Republicans in the race include Joseph Brumbles, a store manager from Yelm; Ann Sattler, a Seattle attorney; and Marty McClendon, a radio talk show host who lost to Habib in the 2016 general election.
In such a crowded field where the vote can be split so many ways, the state’s top-two primary system could come into play. The top two vote-getters, regardless of party preference, advance to the general. That means the final matchup could be between two Democrats or two Republicans.
Ferguson decided to run for re-election as attorney general and faces Republicans Matt Larkin, a Woodinville attorney who previously worked in the Spokane prosecutor’s office; Mike Vaska, who handles consumer protection and antitrust cases for a large Seattle firm; and Brett Rogers, an Issaquah attorney and former Seattle police lieutenant.
Franz, also seeking re-election as lands commissioner, has no announced opponents yet.
Two-term Secretary of State Kim Wyman, one of only two Republicans in statewide office, has a challenge from Gael Tarleton, a Ballard Democrat giving up her House seat and top spot on the Finance Committee.

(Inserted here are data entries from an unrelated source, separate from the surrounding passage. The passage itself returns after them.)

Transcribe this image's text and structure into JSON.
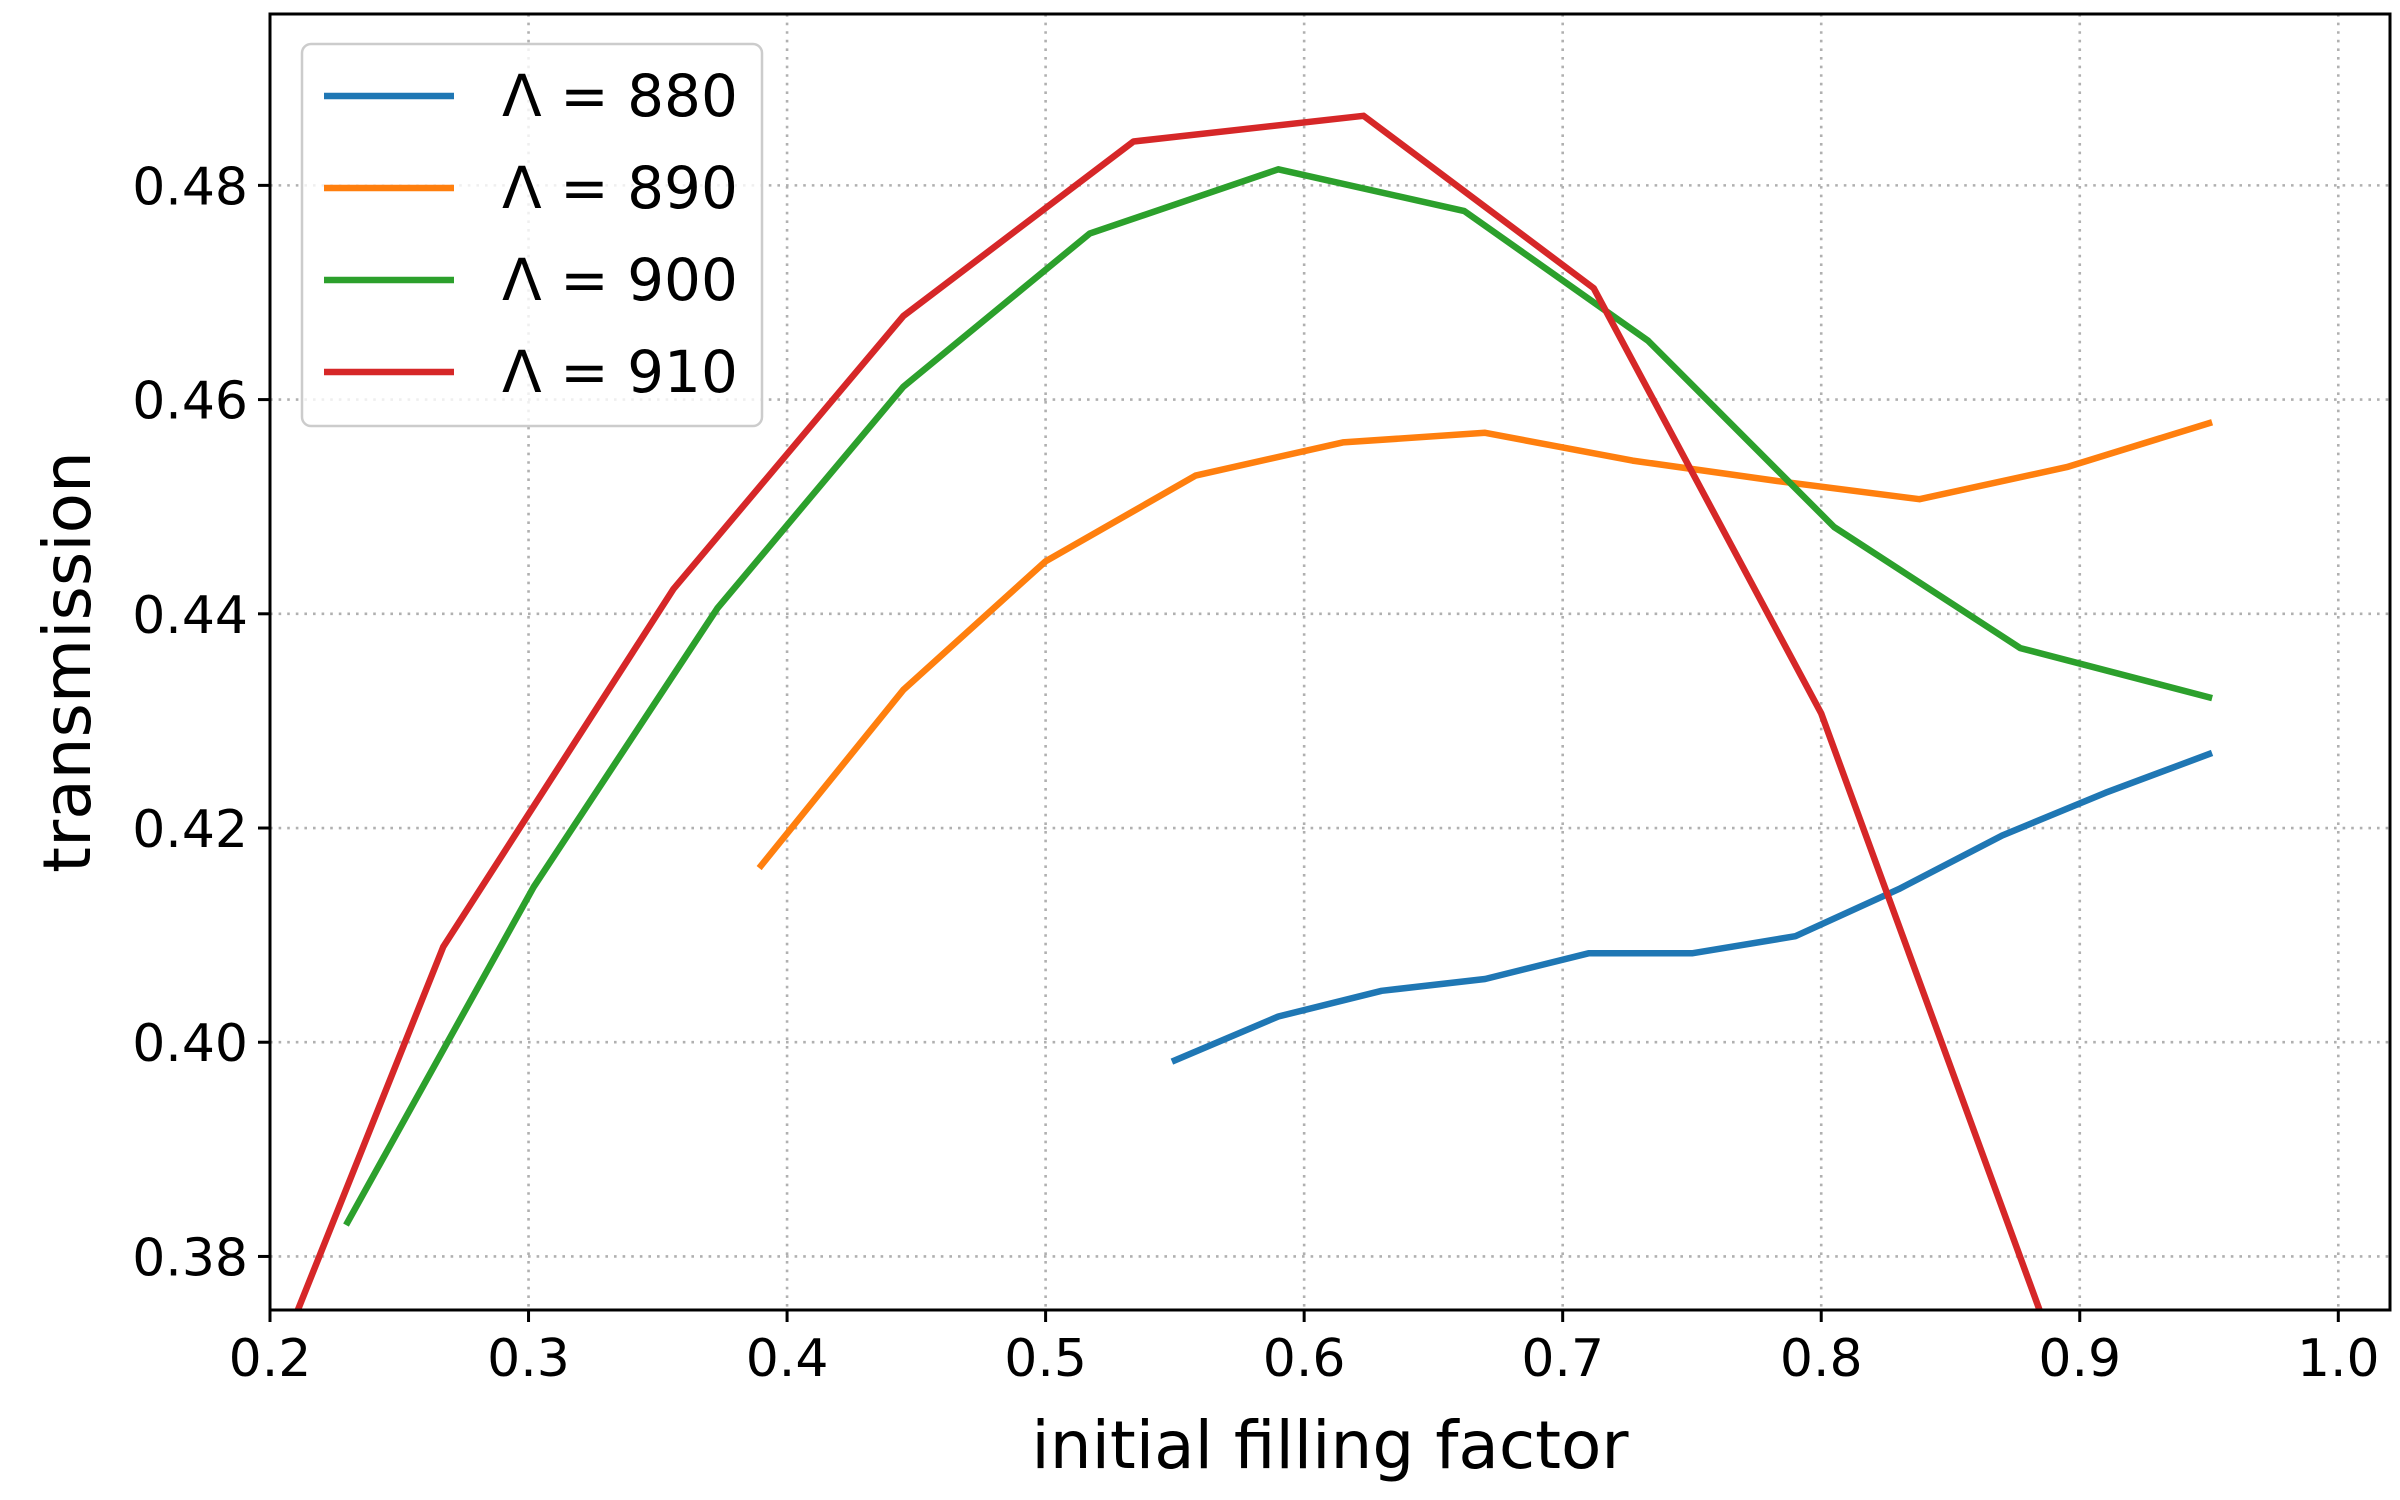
{
  "chart_data": {
    "type": "line",
    "xlabel": "initial filling factor",
    "ylabel": "transmission",
    "xlim": [
      0.2,
      1.02
    ],
    "ylim": [
      0.375,
      0.496
    ],
    "xticks": [
      {
        "value": 0.2,
        "label": "0.2"
      },
      {
        "value": 0.3,
        "label": "0.3"
      },
      {
        "value": 0.4,
        "label": "0.4"
      },
      {
        "value": 0.5,
        "label": "0.5"
      },
      {
        "value": 0.6,
        "label": "0.6"
      },
      {
        "value": 0.7,
        "label": "0.7"
      },
      {
        "value": 0.8,
        "label": "0.8"
      },
      {
        "value": 0.9,
        "label": "0.9"
      },
      {
        "value": 1.0,
        "label": "1.0"
      }
    ],
    "yticks": [
      {
        "value": 0.38,
        "label": "0.38"
      },
      {
        "value": 0.4,
        "label": "0.40"
      },
      {
        "value": 0.42,
        "label": "0.42"
      },
      {
        "value": 0.44,
        "label": "0.44"
      },
      {
        "value": 0.46,
        "label": "0.46"
      },
      {
        "value": 0.48,
        "label": "0.48"
      }
    ],
    "grid": true,
    "legend_position": "upper-left",
    "series": [
      {
        "name": "Λ = 880",
        "color": "#1f77b4",
        "x": [
          0.55,
          0.59,
          0.63,
          0.67,
          0.71,
          0.75,
          0.79,
          0.83,
          0.87,
          0.91,
          0.95
        ],
        "y": [
          0.3983,
          0.4024,
          0.4048,
          0.4059,
          0.4083,
          0.4083,
          0.4099,
          0.4143,
          0.4193,
          0.4233,
          0.4269
        ]
      },
      {
        "name": "Λ = 890",
        "color": "#ff7f0e",
        "x": [
          0.39,
          0.445,
          0.5,
          0.558,
          0.615,
          0.67,
          0.727,
          0.783,
          0.838,
          0.895,
          0.95
        ],
        "y": [
          0.4165,
          0.4329,
          0.4449,
          0.4529,
          0.456,
          0.4569,
          0.4543,
          0.4524,
          0.4507,
          0.4537,
          0.4578
        ]
      },
      {
        "name": "Λ = 900",
        "color": "#2ca02c",
        "x": [
          0.23,
          0.302,
          0.373,
          0.445,
          0.517,
          0.59,
          0.662,
          0.733,
          0.805,
          0.877,
          0.95
        ],
        "y": [
          0.3832,
          0.4145,
          0.4405,
          0.4612,
          0.4755,
          0.4815,
          0.4776,
          0.4655,
          0.4481,
          0.4368,
          0.4322
        ]
      },
      {
        "name": "Λ = 910",
        "color": "#d62728",
        "x": [
          0.2,
          0.267,
          0.356,
          0.445,
          0.534,
          0.623,
          0.712,
          0.8,
          0.889
        ],
        "y": [
          0.3685,
          0.4089,
          0.4423,
          0.4678,
          0.4841,
          0.4865,
          0.4704,
          0.4307,
          0.372
        ]
      }
    ]
  }
}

First-term Auditor Pat McCarthy, a Democrat, is running against Republican Chris Leyba, a King County sheriff’s detective who is trained as a law enforcement auditor.
Insurance Commissioner Mike Kreidler, who is finishing his fifth term in that office, has no announced Republican challenger yet but is facing opposition from Libertarian Anthony Welti, a Bothell insurance agent.
Under Washington law, however, candidates don’t officially enter their races until this week, so some people who have announced campaigns may decide to stay out, and some who have kept a low profile have until Friday afternoon to get in.